The earliest Maguire would turn pro and start competing on the Symetra Tour is sometime after the NCAA Division I Women’s Golf Championship, which takes place at Karsten Creek Golf Club in Stillwater, Okla., from May 18-23. Until then, her sole focus is bringing some hardware back to Durham, N.C.
Stage III is out and Q-Series is in, as the revamping of the LPGA Qualifying Tournament is one of the biggest changes for 2018.
Instead of a five-round gauntlet, like how the Final Stage was setup, Q-Series will have a much different look. It will feature two, four-day tournaments held on two separate golf courses in the same market. Over the eight rounds of competition, scores will be cumulative.
Meanwhile, Stage I and Stage II are not going anywhere. Last year, a record 361 players started at Stage I. This year, Stage I will once again be held in Rancho Mirage, Calif., at Mission Hills Country Club. The tournament is set for August 20-26. As for Stage II, Plantation Golf and Country Club in Venice, Fla., will host again, this time from October 13-18.
Where Stage II fed into the Final Stage, who qualifies for Q-Series is a contrasting path. The major goal of the Q-Series is to identify the most LPGA-ready talent. Players that finish No. 101-150 on the LPGA Tour official money list, and No. 11-30 on the Symetra Tour’s Race for the Card money list will qualify. Also in are players in the top-75 from the Rolex Women’s World Golf Rankings.
From there, five players according to the Golfweek collegiate rankings will advance directly to Q-Series, bypassing Stage I and II. To round out the field will be the top finishers from Stage II. A minimum of 45 LPGA cards will be up for grabs.
More information on Q-Series will be announced soon, including location and dates.
For a second consecutive year, the Symetra Tour and AJGA are partnering to provide select AJGA Invitational champions with exemptions into Symetra Tour events.
On Jan. 15, Angelina Ye (Bradenton, Florida) captured the Annika Invitational USA presented by Rolex, carding a 2-under par overall for the tournament. The victory earned Ye an exemption spot into the season-opening Florida’s Natural Charity Classic.
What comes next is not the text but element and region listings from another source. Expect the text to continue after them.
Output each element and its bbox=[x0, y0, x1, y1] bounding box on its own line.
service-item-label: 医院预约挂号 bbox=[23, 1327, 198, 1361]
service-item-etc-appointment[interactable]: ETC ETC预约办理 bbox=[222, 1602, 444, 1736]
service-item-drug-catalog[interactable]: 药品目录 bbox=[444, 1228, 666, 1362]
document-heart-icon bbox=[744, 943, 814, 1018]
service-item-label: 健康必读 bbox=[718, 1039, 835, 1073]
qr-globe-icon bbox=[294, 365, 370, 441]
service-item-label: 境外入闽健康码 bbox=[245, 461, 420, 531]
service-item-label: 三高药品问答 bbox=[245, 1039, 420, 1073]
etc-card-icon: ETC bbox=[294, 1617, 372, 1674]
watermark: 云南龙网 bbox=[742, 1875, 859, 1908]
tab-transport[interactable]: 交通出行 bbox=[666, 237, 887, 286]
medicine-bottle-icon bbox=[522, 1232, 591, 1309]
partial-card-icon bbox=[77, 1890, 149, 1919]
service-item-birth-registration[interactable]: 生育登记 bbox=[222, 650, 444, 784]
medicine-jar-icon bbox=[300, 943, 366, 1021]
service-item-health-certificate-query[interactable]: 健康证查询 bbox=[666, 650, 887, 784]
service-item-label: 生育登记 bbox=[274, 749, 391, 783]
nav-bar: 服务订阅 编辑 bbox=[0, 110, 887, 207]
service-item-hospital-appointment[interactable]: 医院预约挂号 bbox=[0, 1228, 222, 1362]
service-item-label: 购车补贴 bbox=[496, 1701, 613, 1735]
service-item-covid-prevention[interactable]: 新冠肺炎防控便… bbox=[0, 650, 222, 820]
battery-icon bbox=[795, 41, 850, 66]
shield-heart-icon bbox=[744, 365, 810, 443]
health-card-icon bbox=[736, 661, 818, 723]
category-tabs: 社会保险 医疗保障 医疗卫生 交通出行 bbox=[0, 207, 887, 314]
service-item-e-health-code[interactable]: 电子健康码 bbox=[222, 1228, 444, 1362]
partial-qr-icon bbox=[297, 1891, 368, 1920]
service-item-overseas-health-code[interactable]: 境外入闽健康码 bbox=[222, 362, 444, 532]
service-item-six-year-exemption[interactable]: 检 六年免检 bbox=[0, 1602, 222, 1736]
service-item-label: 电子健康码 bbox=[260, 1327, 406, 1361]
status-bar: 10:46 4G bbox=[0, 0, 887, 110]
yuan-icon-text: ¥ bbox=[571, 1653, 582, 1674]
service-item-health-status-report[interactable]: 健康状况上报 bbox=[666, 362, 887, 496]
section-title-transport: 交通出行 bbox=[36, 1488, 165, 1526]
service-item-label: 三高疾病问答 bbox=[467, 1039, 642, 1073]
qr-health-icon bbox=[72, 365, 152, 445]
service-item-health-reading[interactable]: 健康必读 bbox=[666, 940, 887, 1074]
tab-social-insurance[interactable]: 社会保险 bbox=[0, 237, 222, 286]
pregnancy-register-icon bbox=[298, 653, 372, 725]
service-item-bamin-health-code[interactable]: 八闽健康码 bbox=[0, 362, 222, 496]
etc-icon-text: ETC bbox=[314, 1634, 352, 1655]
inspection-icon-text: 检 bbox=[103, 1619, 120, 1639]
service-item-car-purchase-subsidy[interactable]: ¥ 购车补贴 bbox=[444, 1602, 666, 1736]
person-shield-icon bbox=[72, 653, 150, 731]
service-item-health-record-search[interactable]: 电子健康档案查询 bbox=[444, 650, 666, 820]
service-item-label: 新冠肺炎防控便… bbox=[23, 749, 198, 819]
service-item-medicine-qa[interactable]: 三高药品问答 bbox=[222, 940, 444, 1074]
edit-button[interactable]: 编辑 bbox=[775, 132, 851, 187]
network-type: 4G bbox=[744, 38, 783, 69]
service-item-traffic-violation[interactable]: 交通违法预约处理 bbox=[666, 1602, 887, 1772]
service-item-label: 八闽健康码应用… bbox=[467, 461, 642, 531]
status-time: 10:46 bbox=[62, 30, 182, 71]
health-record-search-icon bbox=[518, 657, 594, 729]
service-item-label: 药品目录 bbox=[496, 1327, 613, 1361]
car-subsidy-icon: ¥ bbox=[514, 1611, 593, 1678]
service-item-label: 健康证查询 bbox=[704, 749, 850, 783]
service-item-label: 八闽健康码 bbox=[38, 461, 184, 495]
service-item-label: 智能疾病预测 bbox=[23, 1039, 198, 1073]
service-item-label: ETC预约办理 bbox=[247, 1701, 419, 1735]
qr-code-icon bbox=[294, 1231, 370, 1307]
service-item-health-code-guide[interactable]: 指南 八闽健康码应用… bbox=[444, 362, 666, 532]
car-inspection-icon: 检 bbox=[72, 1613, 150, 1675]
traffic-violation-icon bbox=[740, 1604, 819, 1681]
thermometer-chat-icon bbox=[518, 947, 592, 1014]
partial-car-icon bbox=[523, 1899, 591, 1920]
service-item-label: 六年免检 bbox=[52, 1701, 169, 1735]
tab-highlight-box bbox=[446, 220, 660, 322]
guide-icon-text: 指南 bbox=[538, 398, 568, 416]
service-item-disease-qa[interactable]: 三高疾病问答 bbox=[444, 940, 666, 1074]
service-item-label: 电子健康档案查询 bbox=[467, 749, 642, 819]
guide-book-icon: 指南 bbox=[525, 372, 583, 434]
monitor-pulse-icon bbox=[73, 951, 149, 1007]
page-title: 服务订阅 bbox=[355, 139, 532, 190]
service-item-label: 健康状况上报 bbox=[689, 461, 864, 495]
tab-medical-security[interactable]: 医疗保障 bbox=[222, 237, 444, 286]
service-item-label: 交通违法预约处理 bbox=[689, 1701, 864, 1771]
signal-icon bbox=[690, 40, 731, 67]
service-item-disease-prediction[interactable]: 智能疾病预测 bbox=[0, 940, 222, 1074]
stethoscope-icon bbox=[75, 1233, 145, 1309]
The next AJGA event to provide exemption into a Symetra Tour event was the inaugural Buick Shanshan Feng Girls Invitational. On Feb. 11, Sadie Englemann (Austin, Texas) came out the winner, firing a three-round total of 5-under par. Her reward is a spot in the field for the IOA Championship presented by Morongo Casino Resort & Spa in Beaumont, Calif., from April 6-8.
One final event remains on the AJGA schedule for this 2018 partnership and that is the KPMG Stacy Lewis Junior All-Star Invitational from June 18-21 in Johnson, Ark., at Blessings Golf Club. The champion receives an invitation to compete at the Murphy USA El Dorado Shootout in El Dorado, Ark., from Sept. 14-16 at Mystic Creek Golf Club.